The May 10 resolution is seen, according to a summary from the UN, as an improvement, an “upgrade” to “the rights of the State of Palestine within the world body, but not the right to vote or put forward its candidature to such organs as the Security Council or the Economic and Social Council (ECOSOC).”  The Assembly found Palestine a suitable candidate for full membership, recommending the Security Council “reconsider the matter favourably”.

The resolution was adopted with 143 votes in favour and nine against, including US and Israel, with 25 abstentions.

The grant of Palestinian membership requires a recommendation from the most powerful arm of the UN, the Security Council.  In that body, the United States vigilantly protects Israeli interests and can be relied upon to stultify moves towards Palestinian statehood.  Just last month, an Algerian sponsored resolution seeking Palestine’s admission as a state was quashed by Washington’s exercise of the veto.  Palestinian Statehood could only come into being, argued the US representative, from “a comprehensive peace agreement.”  Sustainable peace was only possible “via a two-State solution with Israel’s security guaranteed.”  The resolution as it stood was a “premature” action.

Such reasons have become stale, a de facto acceptance that any Palestinian entity, should it ever arise, would be impotent on the international stage, defenceless, impoverished and subservient to Israel’s interests.  For Israel, national security entails an impotent Palestine.

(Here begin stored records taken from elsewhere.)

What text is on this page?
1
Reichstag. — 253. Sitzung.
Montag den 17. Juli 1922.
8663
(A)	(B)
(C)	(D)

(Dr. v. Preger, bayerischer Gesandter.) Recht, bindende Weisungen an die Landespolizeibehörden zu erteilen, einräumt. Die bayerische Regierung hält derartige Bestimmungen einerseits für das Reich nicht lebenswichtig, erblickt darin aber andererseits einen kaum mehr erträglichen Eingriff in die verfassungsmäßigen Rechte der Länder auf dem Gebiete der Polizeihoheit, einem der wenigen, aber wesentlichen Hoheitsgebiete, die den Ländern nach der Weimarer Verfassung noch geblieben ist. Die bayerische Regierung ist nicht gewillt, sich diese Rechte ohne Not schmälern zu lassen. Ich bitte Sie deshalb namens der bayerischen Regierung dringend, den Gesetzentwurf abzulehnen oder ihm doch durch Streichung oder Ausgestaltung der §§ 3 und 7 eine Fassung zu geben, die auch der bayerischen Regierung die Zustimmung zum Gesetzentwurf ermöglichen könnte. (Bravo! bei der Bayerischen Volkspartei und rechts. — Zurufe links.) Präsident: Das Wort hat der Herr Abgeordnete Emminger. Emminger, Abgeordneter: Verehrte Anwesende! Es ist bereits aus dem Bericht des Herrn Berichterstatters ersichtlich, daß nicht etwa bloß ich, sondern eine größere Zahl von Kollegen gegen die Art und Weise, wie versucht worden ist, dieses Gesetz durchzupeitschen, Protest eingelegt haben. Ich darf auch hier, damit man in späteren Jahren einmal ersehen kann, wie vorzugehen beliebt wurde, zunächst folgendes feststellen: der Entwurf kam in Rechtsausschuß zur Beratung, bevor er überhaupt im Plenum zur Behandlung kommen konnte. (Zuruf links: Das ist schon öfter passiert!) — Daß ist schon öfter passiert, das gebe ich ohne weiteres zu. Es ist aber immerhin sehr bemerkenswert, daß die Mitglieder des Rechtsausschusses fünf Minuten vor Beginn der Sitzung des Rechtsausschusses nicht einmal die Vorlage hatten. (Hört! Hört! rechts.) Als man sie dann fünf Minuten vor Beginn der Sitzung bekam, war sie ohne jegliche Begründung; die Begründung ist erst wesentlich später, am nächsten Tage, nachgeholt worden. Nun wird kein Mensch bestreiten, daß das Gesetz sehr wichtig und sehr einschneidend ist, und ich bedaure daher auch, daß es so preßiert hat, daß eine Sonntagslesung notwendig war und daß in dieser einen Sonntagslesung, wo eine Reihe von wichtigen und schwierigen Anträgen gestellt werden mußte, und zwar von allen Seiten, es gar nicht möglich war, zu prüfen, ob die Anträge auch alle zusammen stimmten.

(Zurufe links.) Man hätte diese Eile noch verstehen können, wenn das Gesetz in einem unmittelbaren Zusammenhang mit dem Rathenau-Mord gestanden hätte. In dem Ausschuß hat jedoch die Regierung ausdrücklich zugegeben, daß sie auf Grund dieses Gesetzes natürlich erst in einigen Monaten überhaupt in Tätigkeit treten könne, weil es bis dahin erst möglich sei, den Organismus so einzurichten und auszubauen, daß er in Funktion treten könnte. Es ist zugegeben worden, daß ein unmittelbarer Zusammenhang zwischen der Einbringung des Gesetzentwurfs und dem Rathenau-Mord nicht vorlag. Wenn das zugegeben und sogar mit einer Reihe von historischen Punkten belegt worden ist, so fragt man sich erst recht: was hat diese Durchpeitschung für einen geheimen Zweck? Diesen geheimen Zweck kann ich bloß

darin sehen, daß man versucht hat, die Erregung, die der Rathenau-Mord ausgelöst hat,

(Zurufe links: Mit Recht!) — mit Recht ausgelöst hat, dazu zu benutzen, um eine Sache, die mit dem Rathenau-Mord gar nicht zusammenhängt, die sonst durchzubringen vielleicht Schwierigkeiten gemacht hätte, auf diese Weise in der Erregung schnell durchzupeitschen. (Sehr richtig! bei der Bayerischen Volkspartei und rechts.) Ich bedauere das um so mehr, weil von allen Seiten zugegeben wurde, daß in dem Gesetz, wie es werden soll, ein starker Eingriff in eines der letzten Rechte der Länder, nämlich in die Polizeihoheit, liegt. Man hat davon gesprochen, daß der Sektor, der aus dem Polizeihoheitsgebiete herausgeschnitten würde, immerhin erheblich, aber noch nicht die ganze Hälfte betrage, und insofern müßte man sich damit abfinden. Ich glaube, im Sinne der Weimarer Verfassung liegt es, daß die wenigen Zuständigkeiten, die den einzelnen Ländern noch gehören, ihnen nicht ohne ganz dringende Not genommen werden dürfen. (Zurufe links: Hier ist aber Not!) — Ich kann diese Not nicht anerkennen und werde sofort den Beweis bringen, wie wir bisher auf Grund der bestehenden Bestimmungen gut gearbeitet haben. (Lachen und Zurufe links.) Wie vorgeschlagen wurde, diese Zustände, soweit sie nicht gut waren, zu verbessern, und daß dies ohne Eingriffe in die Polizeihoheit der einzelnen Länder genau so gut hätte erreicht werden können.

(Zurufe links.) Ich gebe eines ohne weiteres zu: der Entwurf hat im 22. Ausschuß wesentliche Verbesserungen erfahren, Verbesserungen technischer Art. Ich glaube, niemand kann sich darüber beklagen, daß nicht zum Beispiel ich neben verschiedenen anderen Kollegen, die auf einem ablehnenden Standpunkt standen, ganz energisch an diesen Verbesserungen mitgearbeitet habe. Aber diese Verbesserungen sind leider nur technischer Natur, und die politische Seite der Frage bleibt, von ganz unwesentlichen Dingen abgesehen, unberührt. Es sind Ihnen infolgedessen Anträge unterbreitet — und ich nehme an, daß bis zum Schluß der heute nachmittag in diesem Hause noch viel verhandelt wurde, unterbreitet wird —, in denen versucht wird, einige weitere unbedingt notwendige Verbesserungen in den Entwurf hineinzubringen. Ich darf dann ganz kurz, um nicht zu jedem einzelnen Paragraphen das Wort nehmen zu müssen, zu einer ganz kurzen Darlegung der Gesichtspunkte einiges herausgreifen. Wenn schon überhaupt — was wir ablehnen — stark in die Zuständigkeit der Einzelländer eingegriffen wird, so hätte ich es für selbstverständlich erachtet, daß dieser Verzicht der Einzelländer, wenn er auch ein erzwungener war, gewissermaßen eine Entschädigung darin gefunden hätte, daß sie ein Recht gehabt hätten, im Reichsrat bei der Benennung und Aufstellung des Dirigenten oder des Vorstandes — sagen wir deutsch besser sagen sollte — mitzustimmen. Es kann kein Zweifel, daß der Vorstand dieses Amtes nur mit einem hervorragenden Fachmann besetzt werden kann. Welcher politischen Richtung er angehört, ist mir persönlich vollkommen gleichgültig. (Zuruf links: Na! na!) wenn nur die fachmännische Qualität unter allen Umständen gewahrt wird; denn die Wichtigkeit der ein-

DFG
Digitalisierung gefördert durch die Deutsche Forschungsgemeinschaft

As things stand, the changes that will take effect from September 10 are hardly a reason for critics to stamp their feet or for supporters to roar with approval.  The new status will permit, among others changes, seating alongside Member States in alphabetical order, the making of statements on behalf of a group, submitting proposals and amendments and their introduction, the right of delegate members to be elected as officers in the plenary and Main Committees of the General Assembly and “full effective participation in UN conferences and international conferences and meetings convened under the auspices of the General Assembly or, as appropriate, of other UN organs.”

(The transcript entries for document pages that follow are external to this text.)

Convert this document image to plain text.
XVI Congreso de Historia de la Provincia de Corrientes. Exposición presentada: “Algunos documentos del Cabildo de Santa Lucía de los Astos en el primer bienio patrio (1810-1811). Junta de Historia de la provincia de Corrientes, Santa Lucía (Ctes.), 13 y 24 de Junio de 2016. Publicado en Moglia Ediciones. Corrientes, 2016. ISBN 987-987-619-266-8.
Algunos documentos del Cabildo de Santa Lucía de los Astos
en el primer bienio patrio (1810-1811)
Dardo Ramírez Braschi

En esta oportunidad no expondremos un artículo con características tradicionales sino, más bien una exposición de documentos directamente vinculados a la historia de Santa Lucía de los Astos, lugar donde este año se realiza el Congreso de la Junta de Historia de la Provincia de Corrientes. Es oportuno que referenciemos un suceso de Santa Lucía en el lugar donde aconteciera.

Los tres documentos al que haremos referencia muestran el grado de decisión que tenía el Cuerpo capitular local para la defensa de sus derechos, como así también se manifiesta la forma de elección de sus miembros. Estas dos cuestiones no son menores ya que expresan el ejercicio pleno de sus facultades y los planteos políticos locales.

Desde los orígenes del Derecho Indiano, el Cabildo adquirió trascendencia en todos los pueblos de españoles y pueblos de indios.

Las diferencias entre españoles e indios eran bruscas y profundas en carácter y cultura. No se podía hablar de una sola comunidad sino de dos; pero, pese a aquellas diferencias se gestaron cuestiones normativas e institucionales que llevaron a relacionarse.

With limitations duly noted, the momentum towards a more formal recognition of Palestinian statehood, and one the US-Israel partnership is increasingly losing control of, is unmistakable.  In an interview on Spanish national radio RNE on May 9, the European Union’s High Representative for Foreign Affairs, Josep Borrell, confirmed the veracity of Irish media reports that Spain, Ireland, and a number of other EU countries will recognise a Palestinian state this month.

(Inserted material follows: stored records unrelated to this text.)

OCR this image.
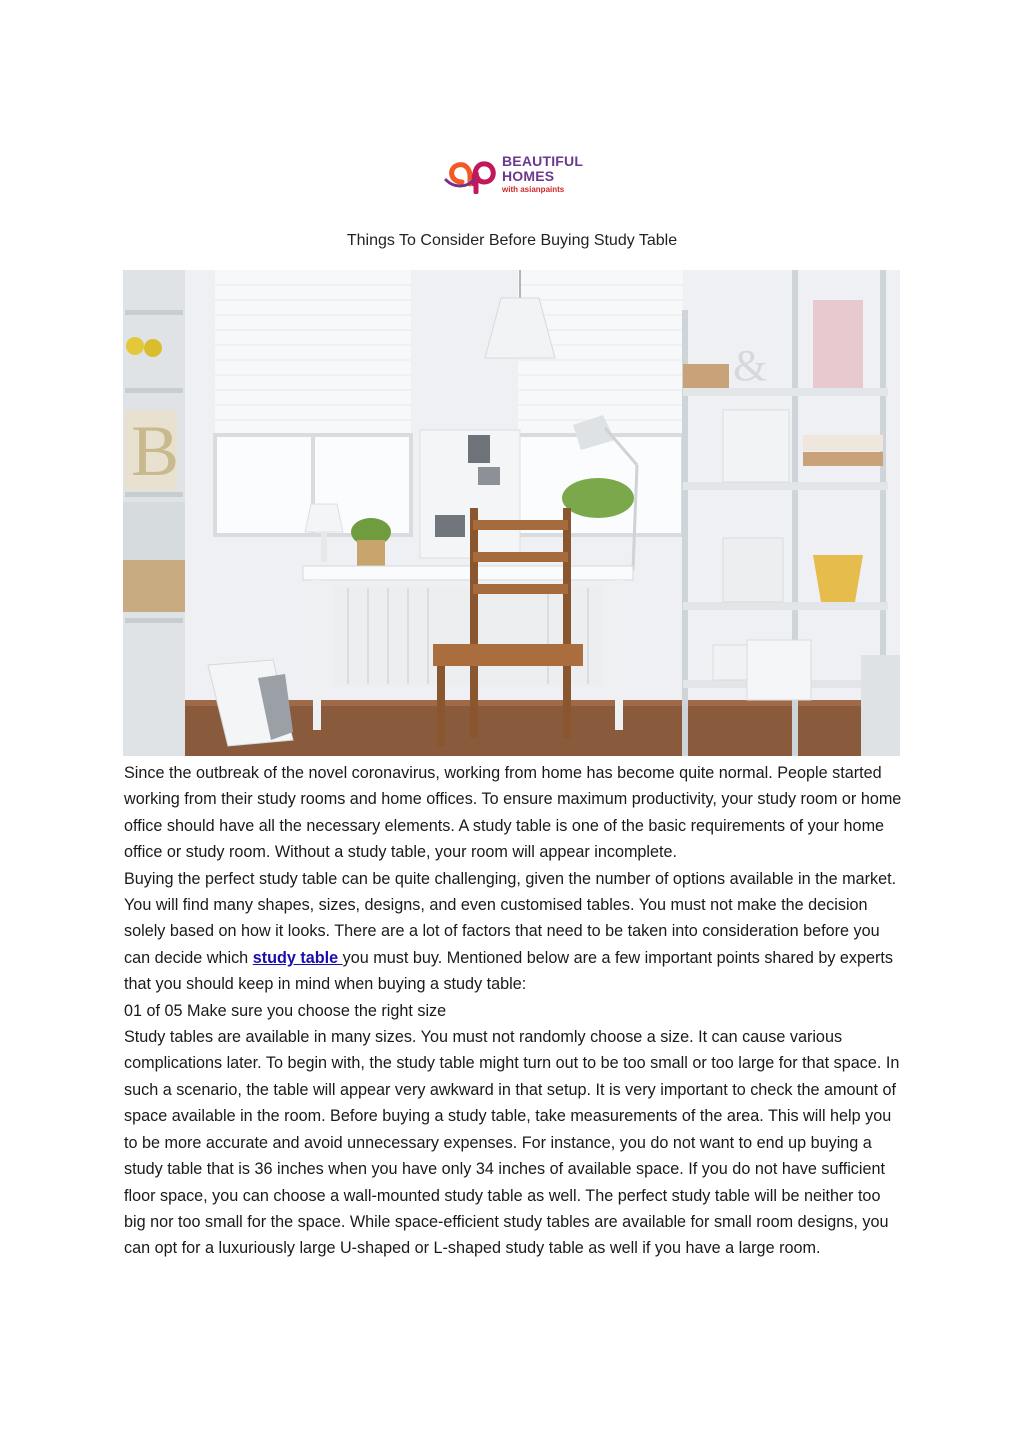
BEAUTIFUL
HOMES
with asianpaints
Things To Consider Before Buying Study Table
B
&

Since the outbreak of the novel coronavirus, working from home has become quite normal. People started working from their study rooms and home offices. To ensure maximum productivity, your study room or home office should have all the necessary elements. A study table is one of the basic requirements of your home office or study room. Without a study table, your room will appear incomplete.

Buying the perfect study table can be quite challenging, given the number of options available in the market. You will find many shapes, sizes, designs, and even customised tables. You must not make the decision solely based on how it looks. There are a lot of factors that need to be taken into consideration before you can decide which study table you must buy. Mentioned below are a few important points shared by experts that you should keep in mind when buying a study table:

01 of 05 Make sure you choose the right size

Study tables are available in many sizes. You must not randomly choose a size. It can cause various complications later. To begin with, the study table might turn out to be too small or too large for that space. In such a scenario, the table will appear very awkward in that setup. It is very important to check the amount of space available in the room. Before buying a study table, take measurements of the area. This will help you to be more accurate and avoid unnecessary expenses. For instance, you do not want to end up buying a study table that is 36 inches when you have only 34 inches of available space. If you do not have sufficient floor space, you can choose a wall-mounted study table as well. The perfect study table will be neither too big nor too small for the space. While space-efficient study tables are available for small room designs, you can opt for a luxuriously large U-shaped or L-shaped study table as well if you have a large room.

The General Assembly resolution proved unpalatable to Israel, whose ambassador to the UN, Gilad Erdan, was melodramatic and histrionic in response.  Having come equipped with a shredder (a wonderful piece of equipment for a diplomat), he proceeded to place a copy of the UN Charter into it.  “I shredded the ‘UN Charter’,” he explained, “to illustrate what the General Assembly is doing by subverting the Security Council and supporting the entry of a terror entity.”

Erdan’s reasoning, which can be taken to be that of the Netanyahu government more broadly, makes no distinction about Palestinian groups, let alone the differently controlled entities in Gaza and the West Bank.  Hamas and the Palestinian Authority are conflated, an easy thing to do when there is no appetite, or intention among Israel’s political classes, for the establishment of any form of sovereign Palestinian state.  Just as Israeli Defence Minister Yoav Gallant claimed that Israel was “fighting against human animals” in Gaza following the Hamas attacks of October 7, we have Israel’s face of respectability at the UN stating the following: “The ambassadors know that the Palestinians are not ‘peace seekers’ but rather, supporters of terrorism.”

Those who label certain actions terroristic in nature often throw up the mirror to see an unpleasant reflection, even as they rage against it.  The activities of Hamas on October 7 were bloodstained and traumatic; the sanguinary operations of Zionist paramilitary groups waged to create an Israeli state were not much better.  Statehood’s creation is often concomitant with horrendous violence and a breach of conventions.  “The annals of Zionist history,” writes S. Shamiri Hassan, “are full of leaders outdoing other leaders in insisting on the importance of military power and the role of force and terror in the building and safeguarding of the Zionist state: Joseph Trumpeldor, Vladimir Jabotinsky, Menahem Begin, Ben Gurion, and all the Israeli generals.”

The spectacle of the UN Charter vanishing as strips of paper in a shredder was inadvertently apt, given Israel’s own flouting of international law regarding Palestinian rights for decades, not to mention its current program of massacre, famine and displacement in Gaza.  The fundamental lesson of May 10 for the government of Benjamin Netanyahu is that its iron grip on the fate of Palestinian statehood is proving increasingly precarious.